Systems Seminar - CSE
Bayesian Logistic Regression in Text Classification and Mining (Plus A Big New Test Collection)
Bayesian logistic regression allows incorporating task knowledge through model structure and priors on parameters. I will discuss content-based text categorization and authorship attribution using 1) priors that control sparsity and sign of parameters, 2) priors that incorporate domain knowledge from reference books and other texts, and 3) the use of polytomous (1-of-k) dependent variables. All experiments were performed with our open-source programs, BBR and BMR, which can fit models with millions of parameters. (Joint work with David Madigan, Alex Genkin, Aynur Dayanik, Dmitriy Fradkin, and Vladimir Menkov at Rutgers and DIMACS.)

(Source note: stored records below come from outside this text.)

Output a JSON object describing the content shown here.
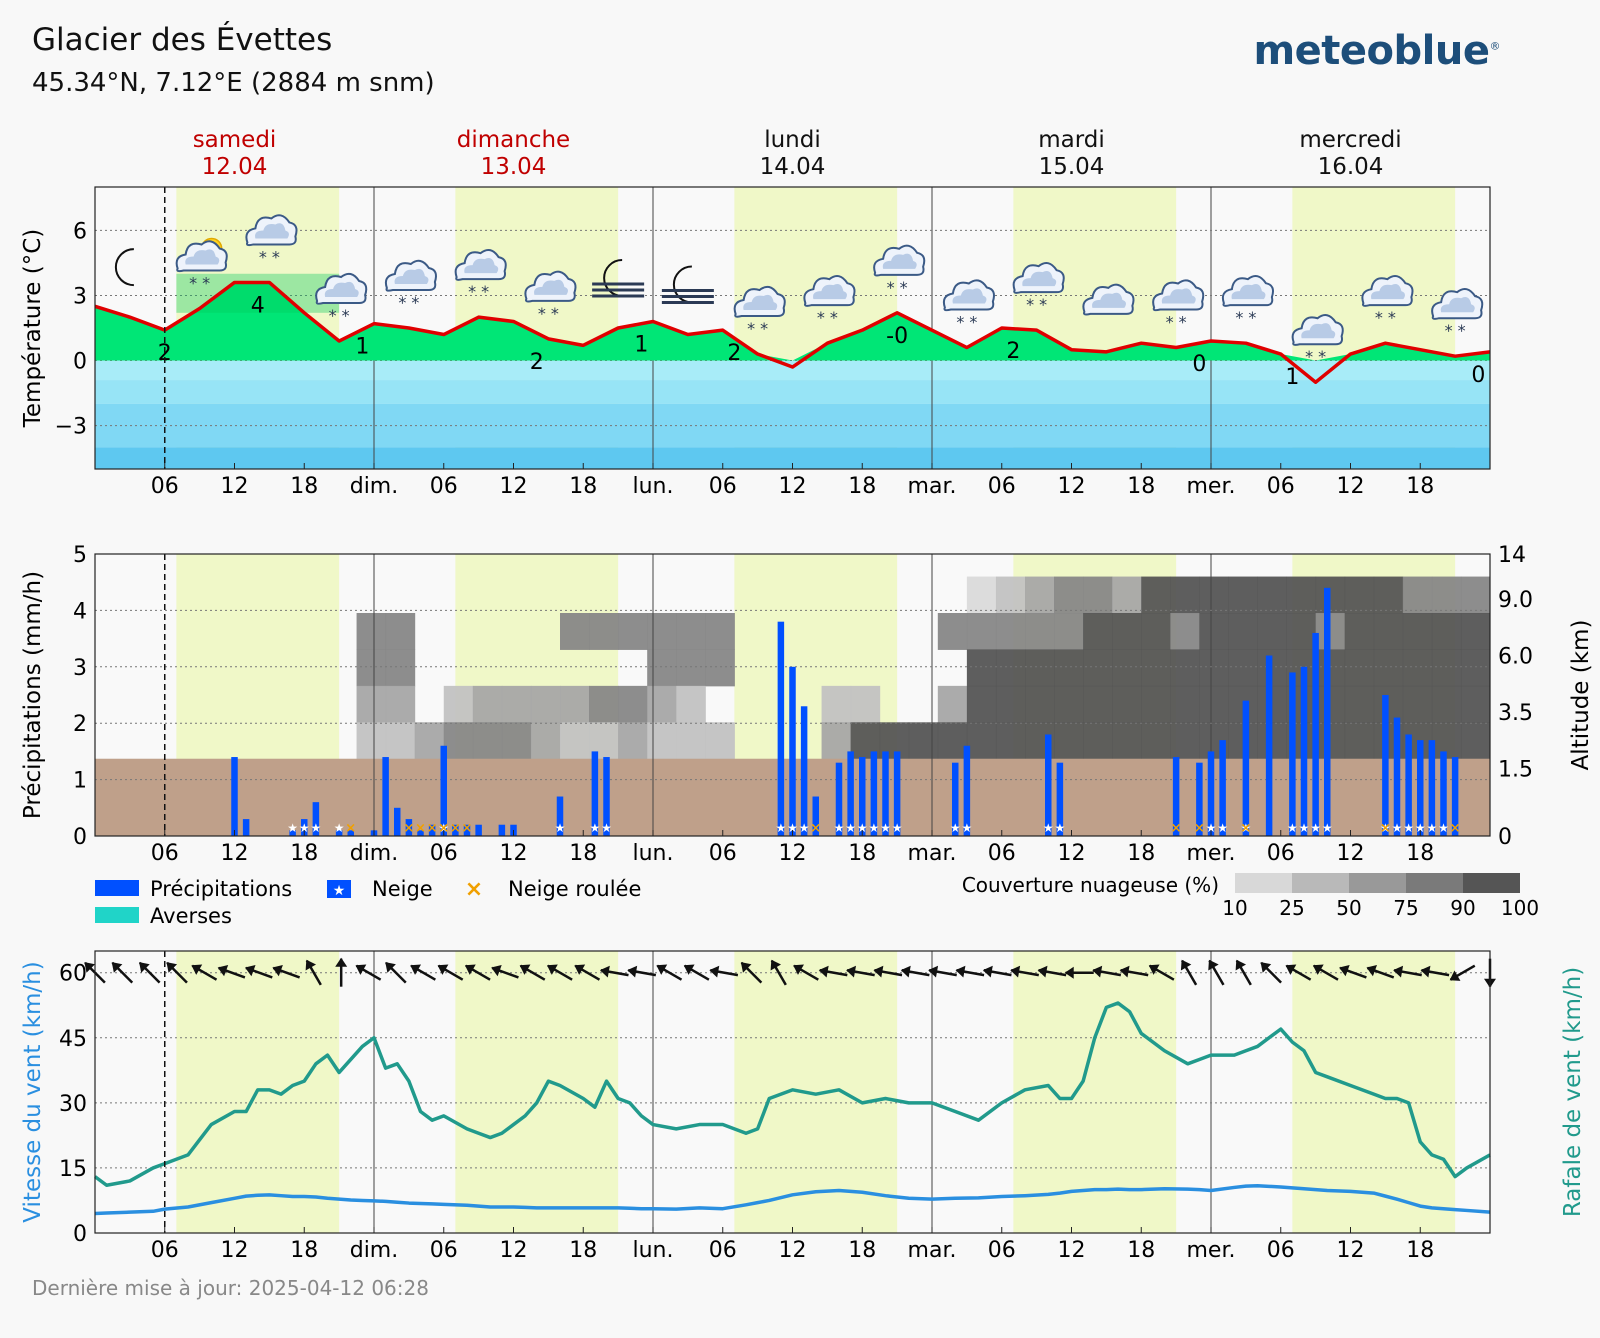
{
  "header": {
    "location": "Glacier des Évettes",
    "coords": "45.34°N, 7.12°E (2884 m snm)",
    "brand": "meteoblue",
    "brand_mark": "®"
  },
  "footer": {
    "updated": "Dernière mise à jour: 2025-04-12 06:28"
  },
  "colors": {
    "day_band": "#f0f8c8",
    "temp_line": "#e00000",
    "temp_pos": "#00e676",
    "precip": "#0050ff",
    "ground": "#bfa08a",
    "wind": "#2a8fe0",
    "gust": "#219a8c",
    "weekend": "#c00000"
  },
  "days": [
    {
      "name": "samedi",
      "date": "12.04",
      "weekend": true
    },
    {
      "name": "dimanche",
      "date": "13.04",
      "weekend": true
    },
    {
      "name": "lundi",
      "date": "14.04",
      "weekend": false
    },
    {
      "name": "mardi",
      "date": "15.04",
      "weekend": false
    },
    {
      "name": "mercredi",
      "date": "16.04",
      "weekend": false
    }
  ],
  "x_ticks": [
    "06",
    "12",
    "18",
    "dim.",
    "06",
    "12",
    "18",
    "lun.",
    "06",
    "12",
    "18",
    "mar.",
    "06",
    "12",
    "18",
    "mer.",
    "06",
    "12",
    "18"
  ],
  "weather_icons": [
    "moon",
    "sun-cloud-rain",
    "cloud-rain-snow",
    "cloud-snow",
    "cloud-snow",
    "cloud-snow",
    "cloud-snow",
    "moon-fog",
    "moon-fog",
    "cloud-snow",
    "cloud-snow",
    "cloud-snow",
    "cloud-snow",
    "cloud-snow",
    "cloud",
    "cloud-snow",
    "cloud-snow",
    "cloud-snow",
    "cloud-snow",
    "cloud-snow"
  ],
  "legend": {
    "precip": "Précipitations",
    "snow": "Neige",
    "graupel": "Neige roulée",
    "showers": "Averses",
    "cloud_title": "Couverture nuageuse (%)",
    "cloud_levels": [
      "10",
      "25",
      "50",
      "75",
      "90",
      "100"
    ]
  },
  "chart_data": [
    {
      "type": "area",
      "title": "",
      "ylabel": "Température (°C)",
      "ylim": [
        -5,
        8
      ],
      "yticks": [
        6,
        3,
        0,
        -3
      ],
      "x_hours": [
        0,
        3,
        6,
        9,
        12,
        15,
        18,
        21,
        24,
        27,
        30,
        33,
        36,
        39,
        42,
        45,
        48,
        51,
        54,
        57,
        60,
        63,
        66,
        69,
        72,
        75,
        78,
        81,
        84,
        87,
        90,
        93,
        96,
        99,
        102,
        105,
        108,
        111,
        114,
        117,
        120
      ],
      "values": [
        2.5,
        2.0,
        1.4,
        2.4,
        3.6,
        3.6,
        2.2,
        0.9,
        1.7,
        1.5,
        1.2,
        2.0,
        1.8,
        1.0,
        0.7,
        1.5,
        1.8,
        1.2,
        1.4,
        0.3,
        -0.3,
        0.8,
        1.4,
        2.2,
        1.4,
        0.6,
        1.5,
        1.4,
        0.5,
        0.4,
        0.8,
        0.6,
        0.9,
        0.8,
        0.3,
        -1.0,
        0.3,
        0.8,
        0.5,
        0.2,
        0.4
      ],
      "annotations": [
        {
          "hour": 6,
          "text": "2"
        },
        {
          "hour": 14,
          "text": "4"
        },
        {
          "hour": 23,
          "text": "1"
        },
        {
          "hour": 38,
          "text": "2"
        },
        {
          "hour": 47,
          "text": "1"
        },
        {
          "hour": 55,
          "text": "2"
        },
        {
          "hour": 69,
          "text": "-0"
        },
        {
          "hour": 79,
          "text": "2"
        },
        {
          "hour": 95,
          "text": "0"
        },
        {
          "hour": 103,
          "text": "1"
        },
        {
          "hour": 119,
          "text": "0"
        }
      ]
    },
    {
      "type": "bar",
      "title": "",
      "ylabel": "Précipitations (mm/h)",
      "ylabel_right": "Altitude (km)",
      "ylim": [
        0,
        5
      ],
      "yticks": [
        5,
        4,
        3,
        2,
        1,
        0
      ],
      "right_ticks": [
        "14",
        "9.0",
        "6.0",
        "3.5",
        "1.5",
        "0"
      ],
      "ground_level_mm": 1.37,
      "bars": [
        {
          "hour": 12,
          "value": 1.4
        },
        {
          "hour": 13,
          "value": 0.3
        },
        {
          "hour": 17,
          "value": 0.1
        },
        {
          "hour": 18,
          "value": 0.3
        },
        {
          "hour": 19,
          "value": 0.6
        },
        {
          "hour": 21,
          "value": 0.1
        },
        {
          "hour": 22,
          "value": 0.1
        },
        {
          "hour": 24,
          "value": 0.1
        },
        {
          "hour": 25,
          "value": 1.4
        },
        {
          "hour": 26,
          "value": 0.5
        },
        {
          "hour": 27,
          "value": 0.3
        },
        {
          "hour": 28,
          "value": 0.1
        },
        {
          "hour": 29,
          "value": 0.2
        },
        {
          "hour": 30,
          "value": 1.6
        },
        {
          "hour": 31,
          "value": 0.2
        },
        {
          "hour": 32,
          "value": 0.2
        },
        {
          "hour": 33,
          "value": 0.2
        },
        {
          "hour": 35,
          "value": 0.2
        },
        {
          "hour": 36,
          "value": 0.2
        },
        {
          "hour": 40,
          "value": 0.7
        },
        {
          "hour": 43,
          "value": 1.5
        },
        {
          "hour": 44,
          "value": 1.4
        },
        {
          "hour": 59,
          "value": 3.8
        },
        {
          "hour": 60,
          "value": 3.0
        },
        {
          "hour": 61,
          "value": 2.3
        },
        {
          "hour": 62,
          "value": 0.7
        },
        {
          "hour": 64,
          "value": 1.3
        },
        {
          "hour": 65,
          "value": 1.5
        },
        {
          "hour": 66,
          "value": 1.4
        },
        {
          "hour": 67,
          "value": 1.5
        },
        {
          "hour": 68,
          "value": 1.5
        },
        {
          "hour": 69,
          "value": 1.5
        },
        {
          "hour": 74,
          "value": 1.3
        },
        {
          "hour": 75,
          "value": 1.6
        },
        {
          "hour": 82,
          "value": 1.8
        },
        {
          "hour": 83,
          "value": 1.3
        },
        {
          "hour": 93,
          "value": 1.4
        },
        {
          "hour": 95,
          "value": 1.3
        },
        {
          "hour": 96,
          "value": 1.5
        },
        {
          "hour": 97,
          "value": 1.7
        },
        {
          "hour": 99,
          "value": 2.4
        },
        {
          "hour": 101,
          "value": 3.2
        },
        {
          "hour": 103,
          "value": 2.9
        },
        {
          "hour": 104,
          "value": 3.0
        },
        {
          "hour": 105,
          "value": 3.6
        },
        {
          "hour": 106,
          "value": 4.4
        },
        {
          "hour": 111,
          "value": 2.5
        },
        {
          "hour": 112,
          "value": 2.1
        },
        {
          "hour": 113,
          "value": 1.8
        },
        {
          "hour": 114,
          "value": 1.7
        },
        {
          "hour": 115,
          "value": 1.7
        },
        {
          "hour": 116,
          "value": 1.5
        },
        {
          "hour": 117,
          "value": 1.4
        }
      ],
      "snow_hours": [
        17,
        18,
        19,
        21,
        30,
        40,
        43,
        44,
        59,
        60,
        61,
        64,
        65,
        66,
        67,
        68,
        69,
        74,
        75,
        82,
        83,
        96,
        97,
        99,
        103,
        104,
        105,
        106,
        111,
        112,
        113,
        114,
        115,
        116
      ],
      "graupel_hours": [
        22,
        27,
        28,
        29,
        30,
        31,
        32,
        62,
        93,
        95,
        99,
        111,
        117
      ],
      "cloud_cover_percent": [
        [
          0,
          0,
          0,
          0,
          0,
          0,
          0,
          0,
          0,
          0,
          0,
          0,
          0,
          0,
          0,
          0,
          0,
          0,
          0,
          0,
          0,
          0,
          0,
          0,
          0,
          0,
          0,
          0,
          0,
          0,
          10,
          25,
          50,
          75,
          75,
          50,
          90,
          90,
          90,
          90,
          90,
          90,
          90,
          90,
          90,
          75,
          75,
          75
        ],
        [
          0,
          0,
          0,
          0,
          0,
          0,
          0,
          0,
          0,
          75,
          75,
          0,
          0,
          0,
          0,
          0,
          75,
          75,
          75,
          75,
          75,
          75,
          0,
          0,
          0,
          0,
          0,
          0,
          0,
          75,
          75,
          75,
          75,
          75,
          90,
          90,
          90,
          75,
          90,
          90,
          90,
          90,
          75,
          90,
          90,
          90,
          90,
          90
        ],
        [
          0,
          0,
          0,
          0,
          0,
          0,
          0,
          0,
          0,
          75,
          75,
          0,
          0,
          0,
          0,
          0,
          0,
          0,
          0,
          75,
          75,
          75,
          0,
          0,
          0,
          0,
          0,
          0,
          0,
          0,
          90,
          90,
          90,
          90,
          90,
          90,
          90,
          90,
          90,
          90,
          90,
          90,
          90,
          90,
          90,
          90,
          90,
          90
        ],
        [
          0,
          0,
          0,
          0,
          0,
          0,
          0,
          0,
          0,
          50,
          50,
          0,
          25,
          50,
          50,
          50,
          50,
          75,
          75,
          50,
          25,
          0,
          0,
          0,
          0,
          25,
          25,
          0,
          0,
          50,
          90,
          90,
          90,
          90,
          90,
          90,
          90,
          90,
          90,
          90,
          90,
          90,
          90,
          90,
          90,
          90,
          90,
          90
        ],
        [
          0,
          0,
          0,
          0,
          0,
          0,
          0,
          0,
          0,
          25,
          25,
          50,
          75,
          75,
          75,
          50,
          25,
          25,
          50,
          25,
          25,
          25,
          0,
          0,
          0,
          50,
          90,
          90,
          90,
          90,
          90,
          90,
          90,
          90,
          90,
          90,
          90,
          90,
          90,
          90,
          90,
          90,
          90,
          90,
          90,
          90,
          90,
          90
        ]
      ]
    },
    {
      "type": "line",
      "title": "",
      "ylabel": "Vitesse du vent (km/h)",
      "ylabel_right": "Rafale de vent (km/h)",
      "ylim": [
        0,
        65
      ],
      "yticks": [
        60,
        45,
        30,
        15,
        0
      ],
      "x_hours": [
        0,
        1,
        3,
        5,
        6,
        8,
        10,
        12,
        13,
        14,
        15,
        16,
        17,
        18,
        19,
        20,
        21,
        22,
        23,
        24,
        25,
        26,
        27,
        28,
        29,
        30,
        32,
        33,
        34,
        35,
        36,
        37,
        38,
        39,
        40,
        42,
        43,
        44,
        45,
        46,
        47,
        48,
        50,
        52,
        54,
        56,
        57,
        58,
        60,
        62,
        64,
        66,
        68,
        70,
        72,
        74,
        76,
        78,
        80,
        82,
        83,
        84,
        85,
        86,
        87,
        88,
        89,
        90,
        92,
        94,
        95,
        96,
        98,
        99,
        100,
        102,
        103,
        104,
        105,
        106,
        108,
        110,
        111,
        112,
        113,
        114,
        115,
        116,
        117,
        118,
        120
      ],
      "series": [
        {
          "name": "Rafale de vent",
          "values": [
            13,
            11,
            12,
            15,
            16,
            18,
            25,
            28,
            28,
            33,
            33,
            32,
            34,
            35,
            39,
            41,
            37,
            40,
            43,
            45,
            38,
            39,
            35,
            28,
            26,
            27,
            24,
            23,
            22,
            23,
            25,
            27,
            30,
            35,
            34,
            31,
            29,
            35,
            31,
            30,
            27,
            25,
            24,
            25,
            25,
            23,
            24,
            31,
            33,
            32,
            33,
            30,
            31,
            30,
            30,
            28,
            26,
            30,
            33,
            34,
            31,
            31,
            35,
            45,
            52,
            53,
            51,
            46,
            42,
            39,
            40,
            41,
            41,
            42,
            43,
            47,
            44,
            42,
            37,
            36,
            34,
            32,
            31,
            31,
            30,
            21,
            18,
            17,
            13,
            15,
            18
          ],
          "source_note": "approx"
        },
        {
          "name": "Vitesse du vent",
          "values": [
            4.5,
            4.6,
            4.8,
            5,
            5.5,
            6,
            7,
            8,
            8.5,
            8.7,
            8.8,
            8.6,
            8.4,
            8.4,
            8.3,
            8,
            7.8,
            7.6,
            7.5,
            7.4,
            7.3,
            7.1,
            6.9,
            6.8,
            6.7,
            6.6,
            6.4,
            6.2,
            6,
            6,
            6,
            5.9,
            5.8,
            5.8,
            5.8,
            5.8,
            5.8,
            5.8,
            5.8,
            5.7,
            5.6,
            5.6,
            5.5,
            5.8,
            5.6,
            6.5,
            7,
            7.5,
            8.8,
            9.5,
            9.8,
            9.4,
            8.6,
            8,
            7.8,
            8,
            8.1,
            8.4,
            8.6,
            8.9,
            9.2,
            9.6,
            9.8,
            10,
            10,
            10.1,
            10,
            10,
            10.2,
            10.1,
            10,
            9.8,
            10.5,
            10.8,
            10.9,
            10.6,
            10.4,
            10.2,
            10,
            9.8,
            9.6,
            9.2,
            8.5,
            7.8,
            7,
            6.2,
            5.8,
            5.6,
            5.4,
            5.2,
            4.8
          ]
        }
      ],
      "wind_dir_deg": [
        135,
        135,
        135,
        135,
        120,
        110,
        110,
        110,
        150,
        180,
        120,
        135,
        120,
        120,
        120,
        110,
        120,
        120,
        120,
        100,
        100,
        120,
        120,
        100,
        135,
        150,
        120,
        100,
        100,
        100,
        100,
        100,
        100,
        100,
        100,
        100,
        90,
        100,
        100,
        120,
        150,
        150,
        150,
        135,
        120,
        120,
        110,
        110,
        100,
        100,
        60,
        0
      ]
    }
  ]
}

I will also briefly discuss the IIT CDIP (Complex Document Information Processing) test collection, which I am developing under an ARDA subcontract to Illinois Institute of Technology. It is based on 1.5TB of scanned and OCR'd documents released in tobacco litigation, and will be a major resource for research in information retrieval, document analysis, social network analysis, and perhaps databases. (Joint work with Gady Agam, Shlomo Argamon, Ophir Frieder, Dave Grossman, and a cast of hundreds.)
Dave Lewis is based in Chicago, IL, and consults on information retrieval, data mining, and natural language processing. He previously held research positions at AT&T Labs, Bell Labs, and the University of Chicago. He received his Ph.D. in Computer Science from the University of Massachusetts, Amherst, and did his undergraduate work down the road at Michigan State.